Brickwashing / by Fakhry Akkad

In London, planners like to pretend that the 1960s never took place, and that modernist architecture from the time is a drunken tryst that everyone should forget about. Swinging London? Carnaby Street? The Chelsea Drugstore? No. Planners would have none of it. It’s Downton Abbey and BBC period adaptations of Jane Austen (Bridgerton for those trying to pass as edgy or cool).
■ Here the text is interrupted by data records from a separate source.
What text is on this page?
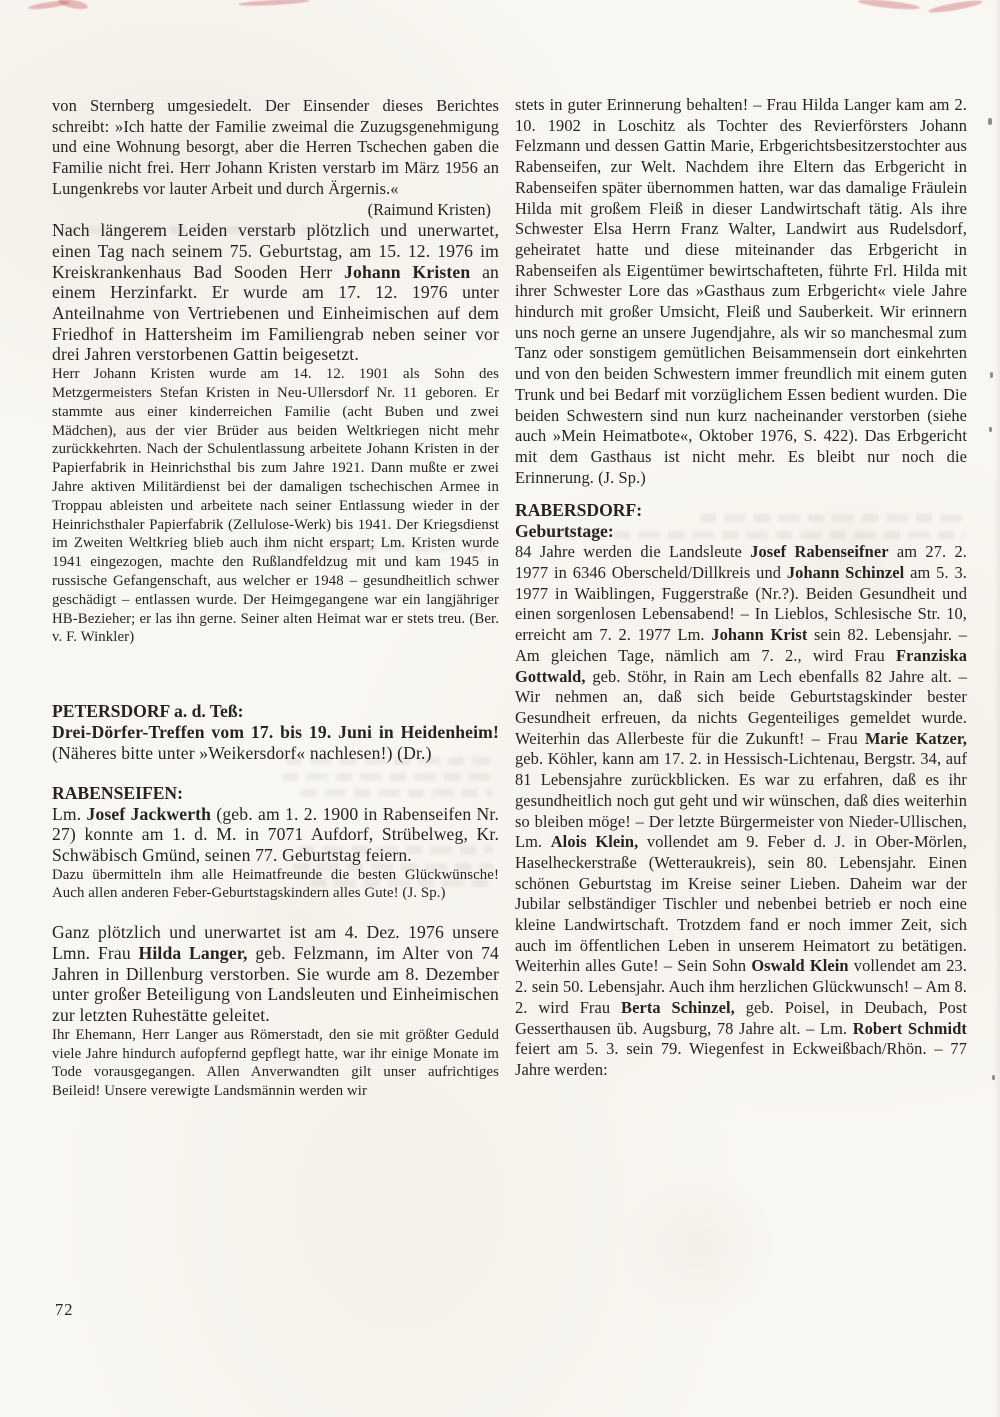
von Sternberg umgesiedelt. Der Einsender dieses Berichtes schreibt: »Ich hatte der Familie zweimal die Zuzugsgenehmigung und eine Wohnung besorgt, aber die Herren Tschechen gaben die Familie nicht frei. Herr Johann Kristen verstarb im März 1956 an Lungenkrebs vor lauter Arbeit und durch Ärgernis.«
(Raimund Kristen)
Nach längerem Leiden verstarb plötzlich und unerwartet, einen Tag nach seinem 75. Geburtstag, am 15. 12. 1976 im Kreiskrankenhaus Bad Sooden Herr Johann Kristen an einem Herzinfarkt. Er wurde am 17. 12. 1976 unter Anteilnahme von Vertriebenen und Einheimischen auf dem Friedhof in Hattersheim im Familiengrab neben seiner vor drei Jahren verstorbenen Gattin beigesetzt.
Herr Johann Kristen wurde am 14. 12. 1901 als Sohn des Metzgermeisters Stefan Kristen in Neu-Ullersdorf Nr. 11 geboren. Er stammte aus einer kinderreichen Familie (acht Buben und zwei Mädchen), aus der vier Brüder aus beiden Weltkriegen nicht mehr zurückkehrten. Nach der Schulentlassung arbeitete Johann Kristen in der Papierfabrik in Heinrichsthal bis zum Jahre 1921. Dann mußte er zwei Jahre aktiven Militärdienst bei der damaligen tschechischen Armee in Troppau ableisten und arbeitete nach seiner Entlassung wieder in der Heinrichsthaler Papierfabrik (Zellulose-Werk) bis 1941. Der Kriegsdienst im Zweiten Weltkrieg blieb auch ihm nicht erspart; Lm. Kristen wurde 1941 eingezogen, machte den Rußlandfeldzug mit und kam 1945 in russische Gefangenschaft, aus welcher er 1948 – gesundheitlich schwer geschädigt – entlassen wurde. Der Heimgegangene war ein langjähriger HB-Bezieher; er las ihn gerne. Seiner alten Heimat war er stets treu. (Ber. v. F. Winkler)
PETERSDORF a. d. Teß:
Drei-Dörfer-Treffen vom 17. bis 19. Juni in Heidenheim! (Näheres bitte unter »Weikersdorf« nachlesen!) (Dr.)
RABENSEIFEN:
Lm. Josef Jackwerth (geb. am 1. 2. 1900 in Rabenseifen Nr. 27) konnte am 1. d. M. in 7071 Aufdorf, Strübelweg, Kr. Schwäbisch Gmünd, seinen 77. Geburtstag feiern.
Dazu übermitteln ihm alle Heimatfreunde die besten Glückwünsche! Auch allen anderen Feber-Geburtstagskindern alles Gute! (J. Sp.)
Ganz plötzlich und unerwartet ist am 4. Dez. 1976 unsere Lmn. Frau Hilda Langer, geb. Felzmann, im Alter von 74 Jahren in Dillenburg verstorben. Sie wurde am 8. Dezember unter großer Beteiligung von Landsleuten und Einheimischen zur letzten Ruhestätte geleitet.
Ihr Ehemann, Herr Langer aus Römerstadt, den sie mit größter Geduld viele Jahre hindurch aufopfernd gepflegt hatte, war ihr einige Monate im Tode vorausgegangen. Allen Anverwandten gilt unser aufrichtiges Beileid! Unsere verewigte Landsmännin werden wir
stets in guter Erinnerung behalten! – Frau Hilda Langer kam am 2. 10. 1902 in Loschitz als Tochter des Revierförsters Johann Felzmann und dessen Gattin Marie, Erbgerichtsbesitzerstochter aus Rabenseifen, zur Welt. Nachdem ihre Eltern das Erbgericht in Rabenseifen später übernommen hatten, war das damalige Fräulein Hilda mit großem Fleiß in dieser Landwirtschaft tätig. Als ihre Schwester Elsa Herrn Franz Walter, Landwirt aus Rudelsdorf, geheiratet hatte und diese miteinander das Erbgericht in Rabenseifen als Eigentümer bewirtschafteten, führte Frl. Hilda mit ihrer Schwester Lore das »Gasthaus zum Erbgericht« viele Jahre hindurch mit großer Umsicht, Fleiß und Sauberkeit. Wir erinnern uns noch gerne an unsere Jugendjahre, als wir so manchesmal zum Tanz oder sonstigem gemütlichen Beisammensein dort einkehrten und von den beiden Schwestern immer freundlich mit einem guten Trunk und bei Bedarf mit vorzüglichem Essen bedient wurden. Die beiden Schwestern sind nun kurz nacheinander verstorben (siehe auch »Mein Heimatbote«, Oktober 1976, S. 422). Das Erbgericht mit dem Gasthaus ist nicht mehr. Es bleibt nur noch die Erinnerung. (J. Sp.)
RABERSDORF:
Geburtstage:
84 Jahre werden die Landsleute Josef Rabenseifner am 27. 2. 1977 in 6346 Oberscheld/Dillkreis und Johann Schinzel am 5. 3. 1977 in Waiblingen, Fuggerstraße (Nr.?). Beiden Gesundheit und einen sorgenlosen Lebensabend! – In Lieblos, Schlesische Str. 10, erreicht am 7. 2. 1977 Lm. Johann Krist sein 82. Lebensjahr. – Am gleichen Tage, nämlich am 7. 2., wird Frau Franziska Gottwald, geb. Stöhr, in Rain am Lech ebenfalls 82 Jahre alt. – Wir nehmen an, daß sich beide Geburtstagskinder bester Gesundheit erfreuen, da nichts Gegenteiliges gemeldet wurde. Weiterhin das Allerbeste für die Zukunft! – Frau Marie Katzer, geb. Köhler, kann am 17. 2. in Hessisch-Lichtenau, Bergstr. 34, auf 81 Lebensjahre zurückblicken. Es war zu erfahren, daß es ihr gesundheitlich noch gut geht und wir wünschen, daß dies weiterhin so bleiben möge! – Der letzte Bürgermeister von Nieder-Ullischen, Lm. Alois Klein, vollendet am 9. Feber d. J. in Ober-Mörlen, Haselheckerstraße (Wetteraukreis), sein 80. Lebensjahr. Einen schönen Geburtstag im Kreise seiner Lieben. Daheim war der Jubilar selbständiger Tischler und nebenbei betrieb er noch eine kleine Landwirtschaft. Trotzdem fand er noch immer Zeit, sich auch im öffentlichen Leben in unserem Heimatort zu betätigen. Weiterhin alles Gute! – Sein Sohn Oswald Klein vollendet am 23. 2. sein 50. Lebensjahr. Auch ihm herzlichen Glückwunsch! – Am 8. 2. wird Frau Berta Schinzel, geb. Poisel, in Deubach, Post Gesserthausen üb. Augsburg, 78 Jahre alt. – Lm. Robert Schmidt feiert am 5. 3. sein 79. Wiegenfest in Eckweißbach/Rhön. – 77 Jahre werden:
72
In the last 15 years, there has been a diligent effort by planners and architects to homogenise our cities to resemble an idealised past that never was. Under the planners’ tutelage, a concerted campaign to exorcise what they have condemned as heretical has erased mostly modernist architecture that dates from the 1950s-1970s to be replaced by indistinguishable new developments that are almost always clad in brick (slips):

This architectural, nay cultural, campaign can be described as brickwashing. Brickwashing, in essence, entails cladding any new building with brick to confer upon it a veneer of respectability. Brickwashing means that a building can be sterile, austere and spartan, as long as the building is clad in brick. Brickwashing means that a building can contribute nothing of value to urban space and city life, yet be deemed laudable by the planners. Brickwashing means that a building can be even out of scale, vandalising the city’s skyline, as long as its brickness makes it contextual, venerable, and level-headed. Brickwashing has become the last resort for specious reading of context and lazy design. Brickwashing is the “get out of jail free” card and the joker card and all the clichés in between. In fact, brickwashing is the ultimate cliché in architecture and urban design.

With brickwashing, it feels like the planners took far too seriously the tagline of the cosmetic brand Rimmel London: “Get the London look” - as if Rimmel only sold one type of lipstick with 2 or 3 colours.
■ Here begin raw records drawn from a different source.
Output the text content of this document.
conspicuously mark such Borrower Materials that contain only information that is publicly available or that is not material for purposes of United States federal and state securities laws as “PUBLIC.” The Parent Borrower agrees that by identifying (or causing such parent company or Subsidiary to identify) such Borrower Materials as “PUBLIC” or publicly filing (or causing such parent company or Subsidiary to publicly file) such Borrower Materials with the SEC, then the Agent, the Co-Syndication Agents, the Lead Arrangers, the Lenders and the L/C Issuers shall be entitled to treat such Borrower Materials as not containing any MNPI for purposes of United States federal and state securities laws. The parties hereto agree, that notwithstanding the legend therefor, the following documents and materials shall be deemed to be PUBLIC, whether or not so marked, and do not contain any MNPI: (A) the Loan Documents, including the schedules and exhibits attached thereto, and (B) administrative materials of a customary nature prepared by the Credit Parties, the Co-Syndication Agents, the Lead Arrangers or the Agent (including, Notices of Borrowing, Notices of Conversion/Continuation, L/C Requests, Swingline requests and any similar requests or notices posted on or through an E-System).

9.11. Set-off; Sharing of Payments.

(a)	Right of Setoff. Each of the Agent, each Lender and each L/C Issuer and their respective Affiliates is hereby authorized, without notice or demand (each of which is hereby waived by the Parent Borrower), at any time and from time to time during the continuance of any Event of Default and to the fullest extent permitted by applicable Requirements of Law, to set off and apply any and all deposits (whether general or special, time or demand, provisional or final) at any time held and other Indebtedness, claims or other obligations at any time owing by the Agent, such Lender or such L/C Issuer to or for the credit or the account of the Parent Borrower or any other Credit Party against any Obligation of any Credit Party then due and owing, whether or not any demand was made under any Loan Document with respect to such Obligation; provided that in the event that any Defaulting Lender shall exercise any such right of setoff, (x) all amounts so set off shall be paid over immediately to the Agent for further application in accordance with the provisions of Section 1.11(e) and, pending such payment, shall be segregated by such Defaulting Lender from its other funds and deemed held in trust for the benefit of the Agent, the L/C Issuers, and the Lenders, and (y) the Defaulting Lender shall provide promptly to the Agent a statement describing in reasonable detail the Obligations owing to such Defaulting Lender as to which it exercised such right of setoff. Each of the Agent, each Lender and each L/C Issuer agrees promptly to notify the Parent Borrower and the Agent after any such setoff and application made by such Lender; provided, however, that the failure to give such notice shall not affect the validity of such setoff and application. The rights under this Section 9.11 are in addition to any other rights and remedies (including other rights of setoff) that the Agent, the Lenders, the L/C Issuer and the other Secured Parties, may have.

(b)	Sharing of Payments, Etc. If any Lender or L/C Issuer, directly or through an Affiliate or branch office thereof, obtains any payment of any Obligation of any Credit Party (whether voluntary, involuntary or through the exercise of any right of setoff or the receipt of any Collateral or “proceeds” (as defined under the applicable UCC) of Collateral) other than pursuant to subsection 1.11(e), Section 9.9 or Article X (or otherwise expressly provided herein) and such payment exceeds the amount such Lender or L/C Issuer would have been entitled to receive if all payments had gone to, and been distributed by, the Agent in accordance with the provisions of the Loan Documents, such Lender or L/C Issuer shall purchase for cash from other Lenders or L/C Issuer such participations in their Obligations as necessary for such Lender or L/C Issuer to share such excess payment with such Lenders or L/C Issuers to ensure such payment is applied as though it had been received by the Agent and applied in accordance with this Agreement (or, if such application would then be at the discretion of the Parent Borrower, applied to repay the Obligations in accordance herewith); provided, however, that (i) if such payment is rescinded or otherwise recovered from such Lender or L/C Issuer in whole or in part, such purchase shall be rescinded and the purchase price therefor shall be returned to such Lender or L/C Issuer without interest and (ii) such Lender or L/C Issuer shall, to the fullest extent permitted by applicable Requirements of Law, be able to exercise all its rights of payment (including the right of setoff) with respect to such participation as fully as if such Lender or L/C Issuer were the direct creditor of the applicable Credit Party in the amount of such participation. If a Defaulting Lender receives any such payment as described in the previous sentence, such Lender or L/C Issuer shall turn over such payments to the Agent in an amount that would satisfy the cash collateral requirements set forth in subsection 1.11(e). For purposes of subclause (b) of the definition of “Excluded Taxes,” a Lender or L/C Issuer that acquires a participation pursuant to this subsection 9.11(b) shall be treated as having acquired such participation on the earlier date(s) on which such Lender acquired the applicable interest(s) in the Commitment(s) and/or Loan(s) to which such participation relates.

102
Brick, however, is not the actual problem. It’s weaponising brick in style wars and conformist conservatism espoused by planners and the values they represent. Brickwashing feels like an attempt to expunge from public consciousness styles and trends that dared to be different, that dared to be nonconformist, that dared to be playful, that dared to embrace the spirit of the age, that dared to reinterpret context and culture outside the confines of literalism, that dared to be the essence of cities like London and dared to be the hallmark of post-war optimism in cities like Birmingham.

But forget the style wars. What makes brickwashing so insidious is that it is often an unlikely bedfellow with greenwashing - brick is seen as an environmentally-friendly building material. Worse even, brickwashing is a facilitator of greenwashing because it is an almost always guaranteed way to get planners to agree to needlessly tear down perfectly sound and perfectly adaptable buildings, throwing all the mantras about the building industry’s detrimental impact on environmental catastrophe under the wrecking ball. Literally.